L’évaluation des rapports égalitaires entre les personnages des deux sexes s’effectue à partir des textes et des illustrations qui comportent des personnages facilement identifiables. 40 % du manuel est évalué de manière systématique et régulière (4 pages sur 10). Il faut pouvoir établir une équivalence quantitative entre les personnages féminins et masculins, à l’exception des manuels d’histoire, où l’objectif est de tendre vers une bonne [?] représentation des femmes dans l’histoire. S’agissant des critères qualitatifs, les personnages des deux sexes doivent être représentés dans l’exercice de travaux rémunérés et diversifiés. Ils doivent assurer des travaux communautaires et des activités bénévoles. Les garçons et les filles doivent avoir des jeux semblables ou équivalents. Les rôles parentaux doivent être distribués indépendamment du sexe. Les thèmes exploités dans les récits doivent valoriser les femmes [Note: et les hommes ?].

Les textes historiques doivent tendre vers une représentation équitable. L’apport des femmes à l’histoire doit être souligné. [Note : Qu'est-ce à dire ? Valoriser des inconnues et passer sous silence des hommes importants ? En effet, le temps en classe est limité, souligner l'un c'est moins parler de l'autre.]

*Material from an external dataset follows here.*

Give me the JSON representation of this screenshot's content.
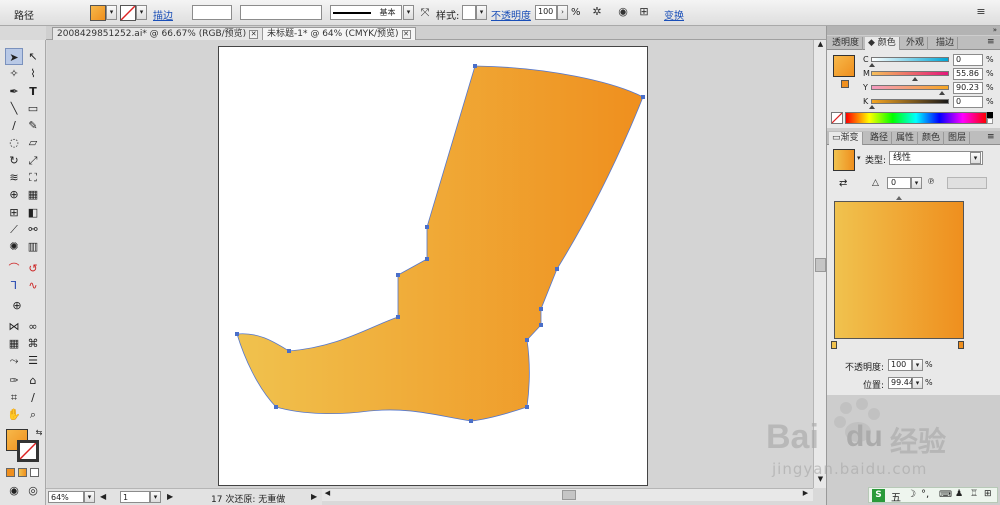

Enfin, les textes littéraires présentés comme objets d’études doivent être sélectionnés dans le but d’assurer une représentation équitable des personnages féminins et masculins. [Note: qu'est-ce à dire dans la pratique ? Pas d’œuvres classiques si elles représentent les femmes comme Molière ou Victor Hugo ? Plutôt des romans mièvres modernes à faible valeur littéraire ? Cela pourrait expliquer l'évacuation des classiques dans de nombreuses classes de français.]

[Note : il est quasiment impossible d'obtenir du BAMD les demandes de rectification qu'ils imposent aux éditeurs. Le BAMD refuse de les communiquer prétextant qu'il s'agirait d'une violation du secret commercial des éditeurs. Notons que depuis 1980 les éditeurs ont appris à connaître le « politburo » qu'est le BAMD et qu'ils s'autocensurent afin d'éviter des corrections coûteuses en temps et en argent ou pire le refus d'un manuel (voir ci-dessous, plus de refus depuis au moins 10 ans). Voir aussi l'opacité qui entoure ce processus de censure, pardon d'approbation : on ne connaît pas les experts sélectionnés, on ne connaît pas les raisons idéologiques des changements demandés dans les manuels ECR, etc.]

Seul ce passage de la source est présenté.